This study addresses the material parameter identification problem for heterogeneous Bernoulli–Euler beams undergoing nonlinear large deformations. A two-stage isogeometric model updating framework is proposed: first, the spatially varying elastic modulus distribution is inverted from quasi-static displacement fields; second, the density distribution is reconstructed using low-frequency modal data. Innovatively, a rotation-free isogeometric beam formulation, B2M1 membrane-locking-free elements, and a triple independent discretization strategy—separately for finite element modeling, experimental measurements, and material parameter representation—are adopted to achieve decoupled identification of elastic modulus and density. The method integrates trust-region optimization, analytical gradient computation, and Tikhonov regularization, ensuring robustness under 4% high noise levels and yielding high reconstruction accuracy for both parameters.

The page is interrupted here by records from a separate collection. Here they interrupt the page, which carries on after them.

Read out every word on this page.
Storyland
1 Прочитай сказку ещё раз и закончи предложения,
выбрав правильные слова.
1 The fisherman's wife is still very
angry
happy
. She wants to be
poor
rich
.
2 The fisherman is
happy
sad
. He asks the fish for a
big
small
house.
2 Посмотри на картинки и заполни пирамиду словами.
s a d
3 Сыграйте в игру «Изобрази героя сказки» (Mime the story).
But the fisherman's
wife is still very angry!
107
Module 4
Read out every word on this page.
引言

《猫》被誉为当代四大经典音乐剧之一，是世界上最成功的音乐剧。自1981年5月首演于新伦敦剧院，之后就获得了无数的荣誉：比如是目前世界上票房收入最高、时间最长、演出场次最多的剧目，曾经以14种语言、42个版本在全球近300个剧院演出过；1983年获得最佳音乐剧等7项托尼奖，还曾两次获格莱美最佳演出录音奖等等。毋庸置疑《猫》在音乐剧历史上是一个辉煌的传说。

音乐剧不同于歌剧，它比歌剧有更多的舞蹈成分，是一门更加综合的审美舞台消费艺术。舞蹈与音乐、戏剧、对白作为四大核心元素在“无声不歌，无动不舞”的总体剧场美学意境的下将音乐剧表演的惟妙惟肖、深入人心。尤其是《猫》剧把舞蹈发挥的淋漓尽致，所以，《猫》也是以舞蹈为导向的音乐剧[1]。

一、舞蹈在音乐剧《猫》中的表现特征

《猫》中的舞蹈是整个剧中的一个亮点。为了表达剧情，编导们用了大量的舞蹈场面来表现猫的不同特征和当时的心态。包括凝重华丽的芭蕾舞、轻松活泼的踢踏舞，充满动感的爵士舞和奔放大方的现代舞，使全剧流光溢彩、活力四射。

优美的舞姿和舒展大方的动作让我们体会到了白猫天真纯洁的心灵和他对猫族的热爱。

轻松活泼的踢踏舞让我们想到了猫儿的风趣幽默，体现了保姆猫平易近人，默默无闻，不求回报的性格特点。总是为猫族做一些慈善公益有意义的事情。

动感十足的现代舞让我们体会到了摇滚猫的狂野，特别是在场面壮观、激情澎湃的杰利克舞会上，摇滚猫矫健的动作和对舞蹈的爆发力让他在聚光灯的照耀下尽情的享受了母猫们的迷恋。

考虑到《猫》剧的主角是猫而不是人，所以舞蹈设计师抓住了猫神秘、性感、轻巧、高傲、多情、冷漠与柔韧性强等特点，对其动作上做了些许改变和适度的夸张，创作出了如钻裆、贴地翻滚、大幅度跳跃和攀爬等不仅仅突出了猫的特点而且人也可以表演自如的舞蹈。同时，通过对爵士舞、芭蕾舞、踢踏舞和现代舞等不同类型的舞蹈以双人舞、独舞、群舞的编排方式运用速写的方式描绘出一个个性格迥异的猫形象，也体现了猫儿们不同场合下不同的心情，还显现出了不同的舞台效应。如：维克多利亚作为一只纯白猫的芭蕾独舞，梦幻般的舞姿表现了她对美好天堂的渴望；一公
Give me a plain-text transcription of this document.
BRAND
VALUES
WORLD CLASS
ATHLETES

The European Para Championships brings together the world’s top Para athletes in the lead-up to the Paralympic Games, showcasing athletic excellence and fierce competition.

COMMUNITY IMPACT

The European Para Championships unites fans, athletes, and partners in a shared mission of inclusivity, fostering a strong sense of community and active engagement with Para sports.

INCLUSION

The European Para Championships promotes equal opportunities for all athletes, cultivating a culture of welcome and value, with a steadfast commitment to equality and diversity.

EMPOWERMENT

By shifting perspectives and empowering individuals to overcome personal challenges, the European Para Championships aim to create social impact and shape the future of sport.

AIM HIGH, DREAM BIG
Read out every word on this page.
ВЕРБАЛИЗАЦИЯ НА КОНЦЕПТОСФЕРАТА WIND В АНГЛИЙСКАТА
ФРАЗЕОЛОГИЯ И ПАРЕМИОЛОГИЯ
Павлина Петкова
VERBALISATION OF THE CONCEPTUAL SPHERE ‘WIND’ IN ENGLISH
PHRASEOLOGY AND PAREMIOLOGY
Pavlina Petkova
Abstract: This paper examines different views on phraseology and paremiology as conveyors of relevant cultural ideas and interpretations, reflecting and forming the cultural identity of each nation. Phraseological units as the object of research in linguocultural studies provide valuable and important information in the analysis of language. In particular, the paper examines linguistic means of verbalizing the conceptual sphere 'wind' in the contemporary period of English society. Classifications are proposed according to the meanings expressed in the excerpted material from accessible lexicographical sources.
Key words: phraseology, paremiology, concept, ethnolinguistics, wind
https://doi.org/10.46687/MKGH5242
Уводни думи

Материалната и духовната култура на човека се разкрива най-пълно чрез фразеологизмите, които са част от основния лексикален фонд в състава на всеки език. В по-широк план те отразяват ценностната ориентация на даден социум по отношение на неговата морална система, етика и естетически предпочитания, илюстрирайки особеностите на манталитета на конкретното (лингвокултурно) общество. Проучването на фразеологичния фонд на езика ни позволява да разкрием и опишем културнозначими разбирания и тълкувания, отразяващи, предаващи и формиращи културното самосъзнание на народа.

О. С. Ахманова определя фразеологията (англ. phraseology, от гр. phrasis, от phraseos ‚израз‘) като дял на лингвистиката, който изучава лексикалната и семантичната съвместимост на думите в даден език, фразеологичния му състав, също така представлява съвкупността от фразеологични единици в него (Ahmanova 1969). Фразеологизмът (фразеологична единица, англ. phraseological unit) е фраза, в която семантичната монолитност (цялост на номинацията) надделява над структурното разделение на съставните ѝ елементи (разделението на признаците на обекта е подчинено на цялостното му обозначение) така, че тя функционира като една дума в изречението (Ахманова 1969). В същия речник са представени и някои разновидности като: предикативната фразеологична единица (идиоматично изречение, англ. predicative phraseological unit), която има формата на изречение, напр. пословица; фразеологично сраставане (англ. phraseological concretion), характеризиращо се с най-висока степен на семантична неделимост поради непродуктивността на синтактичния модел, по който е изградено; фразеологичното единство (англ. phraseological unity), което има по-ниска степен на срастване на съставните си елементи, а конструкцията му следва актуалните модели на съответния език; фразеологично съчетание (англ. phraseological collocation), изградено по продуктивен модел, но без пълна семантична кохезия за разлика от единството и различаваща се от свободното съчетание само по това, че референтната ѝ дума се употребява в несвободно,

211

Validation covers complex heterogeneous distributions and fine material grids, and the framework naturally extends to shell and 3D continuum structures.

This paper presents a Finite Element Model Updating framework for identifying heterogeneous material distributions in planar Bernoulli-Euler beams based on a rotation-free isogeometric formulation. The procedure follows two steps: First, the elastic properties are identified from quasi-static displacements; then, the density is determined from modal data (low frequencies and mode shapes), given the previously obtained elastic properties. The identification relies on three independent discretizations: the isogeometric finite element mesh, a high-resolution grid of experimental measurements, and a material mesh composed of low-order Lagrange elements. The material mesh approximates the unknown material distributions, with its nodal values serving as design variables. The error between experiments and numerical model is expressed in a least squares manner. The objective is minimized using local optimization with the trust-region method, providing analytical derivatives to accelerate computations. Several numerical examples exhibiting large displacements are provided to test the proposed approach. To alleviate membrane locking, the B2M1 discretization is employed when necessary. Quasi-experimental data is generated using refined finite element models with random noise applied up to 4%. The method yields satisfactory results as long as a sufficient amount of experimental data is available, even for high measurement noise. Regularization is used to ensure a stable solution for dense material meshes. The density can be accurately reconstructed based on the previously identified elastic properties. The proposed framework can be straightforwardly extended to shells and 3D continua.